The Pearson Correlation coefficient can be computed and used as a purely descriptive tool (even when using two binary variables). However, when we wish to use Pearson correlation in the context of Hypothesis Testing, the observations should be independent and the relationship should be approximately linear. For small samples, the usual tests rely on stronger distributional assumptions (typically approximate bivariate normality).

For interval estimation and normal approximation, the Fisher-\(z\) transform (Fisher 1915) is preferred:

\[ z = \frac{1}{2}\ln\left(\frac{1+r}{1-r}\right) \approx \text{N}\left(\frac{1}{2}\ln\left(\frac{1+\rho}{1-\rho}\right), \frac{1}{n-3}\right) \]

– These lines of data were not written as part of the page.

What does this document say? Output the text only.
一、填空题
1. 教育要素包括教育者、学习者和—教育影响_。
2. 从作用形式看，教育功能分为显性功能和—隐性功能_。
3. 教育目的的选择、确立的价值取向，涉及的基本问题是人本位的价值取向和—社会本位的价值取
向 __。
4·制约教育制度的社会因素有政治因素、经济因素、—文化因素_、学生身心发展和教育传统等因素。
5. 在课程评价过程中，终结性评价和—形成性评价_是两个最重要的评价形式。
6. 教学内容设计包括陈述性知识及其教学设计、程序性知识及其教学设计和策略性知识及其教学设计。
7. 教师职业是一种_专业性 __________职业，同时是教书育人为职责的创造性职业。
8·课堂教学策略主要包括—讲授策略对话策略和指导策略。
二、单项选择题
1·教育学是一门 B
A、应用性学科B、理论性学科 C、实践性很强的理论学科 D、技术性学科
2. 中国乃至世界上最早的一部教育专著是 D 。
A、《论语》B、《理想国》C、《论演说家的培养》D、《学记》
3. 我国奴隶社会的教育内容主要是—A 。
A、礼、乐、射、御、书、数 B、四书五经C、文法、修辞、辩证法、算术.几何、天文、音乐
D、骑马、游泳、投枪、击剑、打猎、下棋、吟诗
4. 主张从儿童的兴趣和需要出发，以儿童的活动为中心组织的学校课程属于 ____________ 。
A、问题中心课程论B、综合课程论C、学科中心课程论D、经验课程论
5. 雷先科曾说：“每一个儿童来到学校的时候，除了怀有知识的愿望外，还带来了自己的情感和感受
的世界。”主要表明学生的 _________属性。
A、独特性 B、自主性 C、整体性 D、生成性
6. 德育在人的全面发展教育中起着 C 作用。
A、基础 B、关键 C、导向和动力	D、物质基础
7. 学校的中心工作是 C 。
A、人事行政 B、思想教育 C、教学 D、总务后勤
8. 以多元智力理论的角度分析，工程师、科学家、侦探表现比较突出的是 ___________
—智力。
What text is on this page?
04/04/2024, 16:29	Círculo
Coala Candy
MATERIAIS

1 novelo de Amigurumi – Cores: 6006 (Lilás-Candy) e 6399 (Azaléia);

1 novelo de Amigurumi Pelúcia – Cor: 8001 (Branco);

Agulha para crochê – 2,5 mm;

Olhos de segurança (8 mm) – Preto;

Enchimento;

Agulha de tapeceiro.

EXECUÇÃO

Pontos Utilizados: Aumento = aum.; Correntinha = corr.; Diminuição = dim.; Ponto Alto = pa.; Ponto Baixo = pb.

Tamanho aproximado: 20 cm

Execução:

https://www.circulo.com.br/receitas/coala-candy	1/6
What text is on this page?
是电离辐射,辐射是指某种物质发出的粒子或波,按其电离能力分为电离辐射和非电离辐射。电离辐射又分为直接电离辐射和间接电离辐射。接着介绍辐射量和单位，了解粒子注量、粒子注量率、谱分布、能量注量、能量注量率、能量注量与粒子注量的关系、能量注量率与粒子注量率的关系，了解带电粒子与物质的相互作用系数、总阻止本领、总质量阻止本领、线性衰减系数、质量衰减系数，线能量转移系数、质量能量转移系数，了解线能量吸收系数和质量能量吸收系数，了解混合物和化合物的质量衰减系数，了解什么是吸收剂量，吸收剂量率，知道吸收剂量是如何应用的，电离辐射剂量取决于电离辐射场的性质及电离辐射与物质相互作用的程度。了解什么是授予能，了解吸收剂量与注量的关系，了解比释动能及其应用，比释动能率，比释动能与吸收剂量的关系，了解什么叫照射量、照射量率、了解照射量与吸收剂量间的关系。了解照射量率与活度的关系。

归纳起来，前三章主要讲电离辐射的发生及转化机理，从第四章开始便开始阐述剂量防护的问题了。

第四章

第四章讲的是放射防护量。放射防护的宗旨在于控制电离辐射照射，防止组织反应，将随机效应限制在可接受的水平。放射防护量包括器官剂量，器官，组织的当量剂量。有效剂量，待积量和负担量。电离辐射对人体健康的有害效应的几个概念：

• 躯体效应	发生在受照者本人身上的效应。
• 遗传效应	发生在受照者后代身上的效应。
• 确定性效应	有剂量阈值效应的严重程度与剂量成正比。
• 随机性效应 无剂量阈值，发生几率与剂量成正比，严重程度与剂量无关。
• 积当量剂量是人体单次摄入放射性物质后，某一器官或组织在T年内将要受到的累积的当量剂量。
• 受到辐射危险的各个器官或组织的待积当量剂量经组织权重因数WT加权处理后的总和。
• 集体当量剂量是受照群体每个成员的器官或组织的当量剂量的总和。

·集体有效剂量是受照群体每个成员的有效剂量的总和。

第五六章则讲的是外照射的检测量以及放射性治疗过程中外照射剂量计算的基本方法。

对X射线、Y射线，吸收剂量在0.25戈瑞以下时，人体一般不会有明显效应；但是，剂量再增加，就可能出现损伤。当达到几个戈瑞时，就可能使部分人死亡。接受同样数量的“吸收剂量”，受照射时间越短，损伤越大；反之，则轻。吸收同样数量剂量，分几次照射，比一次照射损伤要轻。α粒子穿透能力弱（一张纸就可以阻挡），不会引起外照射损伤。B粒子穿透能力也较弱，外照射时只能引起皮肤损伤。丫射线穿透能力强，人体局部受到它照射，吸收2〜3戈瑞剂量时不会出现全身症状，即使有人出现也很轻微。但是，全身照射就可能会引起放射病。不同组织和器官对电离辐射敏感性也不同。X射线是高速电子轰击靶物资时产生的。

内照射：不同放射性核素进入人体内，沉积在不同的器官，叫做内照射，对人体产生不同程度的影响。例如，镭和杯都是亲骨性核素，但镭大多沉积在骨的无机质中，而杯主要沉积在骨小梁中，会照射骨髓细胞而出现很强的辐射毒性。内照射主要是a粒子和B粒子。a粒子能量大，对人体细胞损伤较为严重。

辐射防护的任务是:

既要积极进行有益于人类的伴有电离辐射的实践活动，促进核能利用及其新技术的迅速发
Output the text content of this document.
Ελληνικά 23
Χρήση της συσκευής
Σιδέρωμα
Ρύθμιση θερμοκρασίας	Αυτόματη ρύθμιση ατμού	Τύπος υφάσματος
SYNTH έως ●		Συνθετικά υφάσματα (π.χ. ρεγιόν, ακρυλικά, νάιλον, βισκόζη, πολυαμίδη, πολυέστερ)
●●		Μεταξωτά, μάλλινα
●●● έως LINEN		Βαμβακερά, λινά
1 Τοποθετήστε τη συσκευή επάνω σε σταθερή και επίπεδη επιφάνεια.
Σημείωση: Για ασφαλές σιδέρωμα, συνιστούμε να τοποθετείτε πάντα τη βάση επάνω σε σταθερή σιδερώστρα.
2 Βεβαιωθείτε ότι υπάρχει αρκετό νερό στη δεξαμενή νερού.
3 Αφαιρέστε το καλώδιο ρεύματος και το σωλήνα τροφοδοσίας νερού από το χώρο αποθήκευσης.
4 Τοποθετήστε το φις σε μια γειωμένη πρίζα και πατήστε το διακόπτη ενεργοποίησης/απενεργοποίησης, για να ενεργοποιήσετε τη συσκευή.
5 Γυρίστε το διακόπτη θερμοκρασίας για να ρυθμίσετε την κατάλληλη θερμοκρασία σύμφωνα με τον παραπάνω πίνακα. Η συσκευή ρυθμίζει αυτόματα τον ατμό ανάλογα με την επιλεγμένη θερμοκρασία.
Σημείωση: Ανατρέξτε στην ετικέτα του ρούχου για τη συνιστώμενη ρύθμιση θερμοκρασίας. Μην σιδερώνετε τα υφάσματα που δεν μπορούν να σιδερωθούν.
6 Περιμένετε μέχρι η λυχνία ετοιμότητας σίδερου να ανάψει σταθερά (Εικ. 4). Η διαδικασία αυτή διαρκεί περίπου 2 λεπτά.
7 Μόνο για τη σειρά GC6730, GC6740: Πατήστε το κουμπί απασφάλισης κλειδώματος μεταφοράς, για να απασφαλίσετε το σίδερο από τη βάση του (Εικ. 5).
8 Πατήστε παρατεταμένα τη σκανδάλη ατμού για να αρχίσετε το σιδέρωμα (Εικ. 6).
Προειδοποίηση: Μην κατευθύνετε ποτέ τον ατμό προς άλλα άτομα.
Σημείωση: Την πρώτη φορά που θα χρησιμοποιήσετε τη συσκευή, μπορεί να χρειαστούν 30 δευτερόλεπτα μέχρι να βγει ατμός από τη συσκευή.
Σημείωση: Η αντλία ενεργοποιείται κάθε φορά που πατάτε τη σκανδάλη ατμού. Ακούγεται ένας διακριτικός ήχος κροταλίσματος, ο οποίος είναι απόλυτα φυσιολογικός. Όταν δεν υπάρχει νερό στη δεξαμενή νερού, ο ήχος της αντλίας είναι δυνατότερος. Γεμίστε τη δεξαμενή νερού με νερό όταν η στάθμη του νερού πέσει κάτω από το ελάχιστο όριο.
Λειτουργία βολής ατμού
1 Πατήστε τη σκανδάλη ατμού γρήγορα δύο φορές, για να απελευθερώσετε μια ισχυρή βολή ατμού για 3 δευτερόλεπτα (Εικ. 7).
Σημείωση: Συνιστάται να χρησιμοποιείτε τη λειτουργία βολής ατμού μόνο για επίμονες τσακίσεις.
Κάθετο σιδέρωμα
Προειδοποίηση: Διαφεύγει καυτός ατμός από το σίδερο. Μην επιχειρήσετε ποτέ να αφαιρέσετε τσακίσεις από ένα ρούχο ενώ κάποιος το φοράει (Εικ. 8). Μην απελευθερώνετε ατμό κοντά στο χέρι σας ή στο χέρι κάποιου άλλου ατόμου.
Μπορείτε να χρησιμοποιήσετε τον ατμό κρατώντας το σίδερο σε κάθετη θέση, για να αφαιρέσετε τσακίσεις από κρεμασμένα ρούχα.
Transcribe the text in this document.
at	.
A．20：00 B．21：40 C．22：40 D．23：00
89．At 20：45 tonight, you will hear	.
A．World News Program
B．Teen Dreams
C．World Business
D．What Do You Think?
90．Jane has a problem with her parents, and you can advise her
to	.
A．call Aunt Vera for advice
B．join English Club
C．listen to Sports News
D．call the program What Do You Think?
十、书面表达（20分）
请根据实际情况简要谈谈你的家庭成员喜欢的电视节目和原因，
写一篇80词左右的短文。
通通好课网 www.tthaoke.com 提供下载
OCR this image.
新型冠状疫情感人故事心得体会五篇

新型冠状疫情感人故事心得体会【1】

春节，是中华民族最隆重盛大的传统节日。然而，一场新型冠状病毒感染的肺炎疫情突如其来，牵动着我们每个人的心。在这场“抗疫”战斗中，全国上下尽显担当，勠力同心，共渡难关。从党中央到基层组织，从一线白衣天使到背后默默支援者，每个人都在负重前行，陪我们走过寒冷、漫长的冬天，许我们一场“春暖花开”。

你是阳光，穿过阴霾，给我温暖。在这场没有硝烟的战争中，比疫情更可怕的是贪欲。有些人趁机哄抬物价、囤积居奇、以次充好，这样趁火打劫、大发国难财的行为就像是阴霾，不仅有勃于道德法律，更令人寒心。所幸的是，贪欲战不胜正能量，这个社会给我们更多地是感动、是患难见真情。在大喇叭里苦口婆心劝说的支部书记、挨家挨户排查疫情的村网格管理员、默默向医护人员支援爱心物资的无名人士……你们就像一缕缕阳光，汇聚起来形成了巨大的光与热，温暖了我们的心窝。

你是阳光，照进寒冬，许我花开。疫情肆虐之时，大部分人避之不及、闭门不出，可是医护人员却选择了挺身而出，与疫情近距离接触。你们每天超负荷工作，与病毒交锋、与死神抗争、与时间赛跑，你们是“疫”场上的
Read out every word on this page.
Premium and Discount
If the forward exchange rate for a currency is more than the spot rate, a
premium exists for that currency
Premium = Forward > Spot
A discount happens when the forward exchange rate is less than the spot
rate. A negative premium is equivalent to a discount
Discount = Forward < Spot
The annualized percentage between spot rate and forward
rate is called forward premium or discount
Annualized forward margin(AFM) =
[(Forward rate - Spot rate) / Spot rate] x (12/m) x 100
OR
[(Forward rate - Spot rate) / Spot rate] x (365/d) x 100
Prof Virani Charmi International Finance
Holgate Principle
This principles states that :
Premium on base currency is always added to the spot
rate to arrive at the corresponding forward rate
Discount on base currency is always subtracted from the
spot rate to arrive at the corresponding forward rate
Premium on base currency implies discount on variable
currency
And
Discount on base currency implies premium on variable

The Pearson Correlation coefficient can only describe linear relationships, whereas rank correlations, e.g. Spearman’s Rank Order correlation and Kendall’s \(\tau\), are estimates of any monotonic form.

131.4 R code

data(cars)

# Pearson correlation test
ct <- cor.test(cars$speed, cars$dist, method = "pearson")
ct

# Fisher-z confidence interval (equivalent to cor.test output for Pearson)
r <- ct$estimate
n <- sum(complete.cases(cars$speed, cars$dist))
z <- 0.5 * log((1 + r) / (1 - r))
se <- 1 / sqrt(n - 3)
zcrit <- qnorm(0.975)
ci_z <- c(z - zcrit * se, z + zcrit * se)
ci_r <- (exp(2 * ci_z) - 1) / (exp(2 * ci_z) + 1)
ci_r

    Pearson's product-moment correlation

data:  cars$speed and cars$dist
t = 9.464, df = 48, p-value = 1.49e-12
alternative hypothesis: true correlation is not equal to 0
95 percent confidence interval:
 0.6816422 0.8862036
sample estimates:
      cor 
0.8068949 

      cor       cor 
0.6816422 0.8862036 

Fisher, Ronald A. 1915. “Frequency Distribution of the Values of the Correlation Coefficient in Samples from an Indefinitely Large Population.” Biometrika 10 (4): 507–21. https://doi.org/10.1093/biomet/10.4.507.